Once the excess weight came off, Boyd was able to build his body back up with more lean muscle mass and that has allowed him to tear the cover off the ball this summer. He was hitting nearly .500 through the first month of the season, and there aren't many cheapies among his 62 hits entering tonight's twin bill at Grants Pass.

"When he gets to 3-0 (in the count), pretty much he gets the green light every time," says Kensinger.

Boyd showed last year he has a knack for turning his game up in the summer season, and is on that same path this year.
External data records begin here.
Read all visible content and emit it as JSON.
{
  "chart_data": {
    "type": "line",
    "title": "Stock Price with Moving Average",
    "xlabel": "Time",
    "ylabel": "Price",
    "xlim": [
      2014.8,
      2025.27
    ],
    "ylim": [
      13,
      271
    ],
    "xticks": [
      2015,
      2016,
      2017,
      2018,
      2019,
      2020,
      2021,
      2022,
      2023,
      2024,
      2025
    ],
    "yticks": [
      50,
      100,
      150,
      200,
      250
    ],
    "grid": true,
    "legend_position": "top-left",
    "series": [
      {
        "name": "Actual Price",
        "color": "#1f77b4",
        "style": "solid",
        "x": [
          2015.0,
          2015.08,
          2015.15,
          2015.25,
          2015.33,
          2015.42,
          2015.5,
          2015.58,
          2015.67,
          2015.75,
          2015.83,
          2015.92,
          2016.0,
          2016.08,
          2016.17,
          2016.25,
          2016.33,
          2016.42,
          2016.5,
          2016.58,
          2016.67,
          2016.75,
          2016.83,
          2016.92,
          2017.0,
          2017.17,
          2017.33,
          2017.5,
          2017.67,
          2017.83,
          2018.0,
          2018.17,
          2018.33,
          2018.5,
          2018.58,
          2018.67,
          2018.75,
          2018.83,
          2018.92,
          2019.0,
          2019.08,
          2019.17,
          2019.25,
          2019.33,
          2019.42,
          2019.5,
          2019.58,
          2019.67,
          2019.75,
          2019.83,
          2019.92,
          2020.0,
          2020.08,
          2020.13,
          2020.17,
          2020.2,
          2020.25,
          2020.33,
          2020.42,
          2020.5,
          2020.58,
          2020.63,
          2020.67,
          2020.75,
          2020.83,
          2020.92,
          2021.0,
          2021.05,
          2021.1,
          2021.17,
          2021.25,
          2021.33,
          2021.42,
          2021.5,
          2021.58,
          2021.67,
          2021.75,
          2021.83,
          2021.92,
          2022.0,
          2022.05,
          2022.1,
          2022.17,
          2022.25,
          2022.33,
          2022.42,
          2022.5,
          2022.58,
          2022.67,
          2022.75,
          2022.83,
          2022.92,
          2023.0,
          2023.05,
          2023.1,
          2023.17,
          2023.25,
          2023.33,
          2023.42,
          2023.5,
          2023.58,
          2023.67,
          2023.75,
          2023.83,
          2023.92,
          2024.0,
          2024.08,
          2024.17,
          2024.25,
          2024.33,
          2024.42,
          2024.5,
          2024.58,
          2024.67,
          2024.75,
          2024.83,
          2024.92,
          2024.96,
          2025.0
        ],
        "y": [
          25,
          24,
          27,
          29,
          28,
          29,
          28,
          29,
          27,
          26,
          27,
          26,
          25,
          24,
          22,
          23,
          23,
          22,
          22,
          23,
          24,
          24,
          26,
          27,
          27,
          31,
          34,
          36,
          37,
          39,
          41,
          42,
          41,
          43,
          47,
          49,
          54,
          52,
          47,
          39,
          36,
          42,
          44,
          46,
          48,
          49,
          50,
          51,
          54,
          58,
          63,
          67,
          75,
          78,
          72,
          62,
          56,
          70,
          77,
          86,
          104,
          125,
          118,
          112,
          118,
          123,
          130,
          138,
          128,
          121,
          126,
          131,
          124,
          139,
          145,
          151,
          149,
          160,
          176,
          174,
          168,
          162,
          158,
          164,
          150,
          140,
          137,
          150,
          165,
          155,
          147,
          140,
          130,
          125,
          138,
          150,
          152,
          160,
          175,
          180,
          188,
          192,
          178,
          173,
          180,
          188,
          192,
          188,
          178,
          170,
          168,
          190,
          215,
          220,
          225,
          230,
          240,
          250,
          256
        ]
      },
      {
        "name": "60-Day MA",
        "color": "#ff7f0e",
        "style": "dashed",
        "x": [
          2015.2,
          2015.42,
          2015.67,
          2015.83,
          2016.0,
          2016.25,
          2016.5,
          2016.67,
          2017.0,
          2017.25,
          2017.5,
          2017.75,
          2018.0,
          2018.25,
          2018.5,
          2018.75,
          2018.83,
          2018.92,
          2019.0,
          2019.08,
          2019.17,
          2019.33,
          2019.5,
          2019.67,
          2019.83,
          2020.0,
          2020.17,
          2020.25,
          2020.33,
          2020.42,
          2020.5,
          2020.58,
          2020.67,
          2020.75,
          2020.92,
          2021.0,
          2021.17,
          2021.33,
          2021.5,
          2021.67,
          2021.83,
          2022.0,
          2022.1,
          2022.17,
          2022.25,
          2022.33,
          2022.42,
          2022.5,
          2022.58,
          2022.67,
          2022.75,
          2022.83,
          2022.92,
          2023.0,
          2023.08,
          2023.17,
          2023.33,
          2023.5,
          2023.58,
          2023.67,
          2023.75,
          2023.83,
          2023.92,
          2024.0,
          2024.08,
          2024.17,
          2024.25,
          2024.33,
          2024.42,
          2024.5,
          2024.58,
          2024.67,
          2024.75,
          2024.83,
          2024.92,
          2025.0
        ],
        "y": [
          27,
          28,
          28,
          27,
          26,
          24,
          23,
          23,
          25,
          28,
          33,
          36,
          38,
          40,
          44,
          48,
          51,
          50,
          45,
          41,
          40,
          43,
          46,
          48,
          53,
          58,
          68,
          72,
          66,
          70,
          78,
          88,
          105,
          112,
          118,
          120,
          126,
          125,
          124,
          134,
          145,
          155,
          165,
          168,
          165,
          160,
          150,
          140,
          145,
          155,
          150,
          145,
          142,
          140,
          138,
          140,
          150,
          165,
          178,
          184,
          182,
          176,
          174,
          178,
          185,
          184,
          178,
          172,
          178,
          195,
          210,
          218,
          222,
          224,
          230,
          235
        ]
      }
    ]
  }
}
His senior campaign with the Panthers was solid to be sure, but nothing like the numbers he's been able to put up with the Mustangs hitting in the No. 3 hole.

"I just think all-around our team is a lot better in the summer, obviously, so I think that has a big part to do with me taking my game up to the next level," says Boyd. "One through nine in our lineup is 3-4 hitters on everyone else's team, so you can't really pitch around anyone."

As far as his own prowess, Boyd credits his dad and brother for helping mold his game, and his entire extended family for always being there to support his efforts.

"They stress the whole issue of being a competitor, where even if you're not having your best game you've still got to go out and compete," he says.

And even though he sometimes still hears his brother's name called out when he comes to the plate, or sees "Logan Boyd" in the paper on occasion instead of his own name in Mustang recaps, it doesn't really bother the younger Boyd.

"I don't look at it as a negative," he says of being Logan's younger brother. "It's more of a positive than anything else just because he passes down the knowledge he gets from his college coaches to me."

In truth, the mix-ups tend to irk Logan Boyd the most.

"I just feel bad for the kid because he's kinda got to live in my shadow," he says, "but Griff has kinda developed his own route and that's just what's making me happy. He's transformed his body into something I'd never been able to believe was possible and is just having fun with it all and looking forward to playing for Western Oregon."

"I'm really proud of him and I couldn't be more happy for him," adds Logan Boyd. "He's worked hard at it and he's deserving of every little piece that he's gotten. He's got such a strong mind ... he just worries about what he has to take care of. When you have the mental game right like he has, that takes care of everything."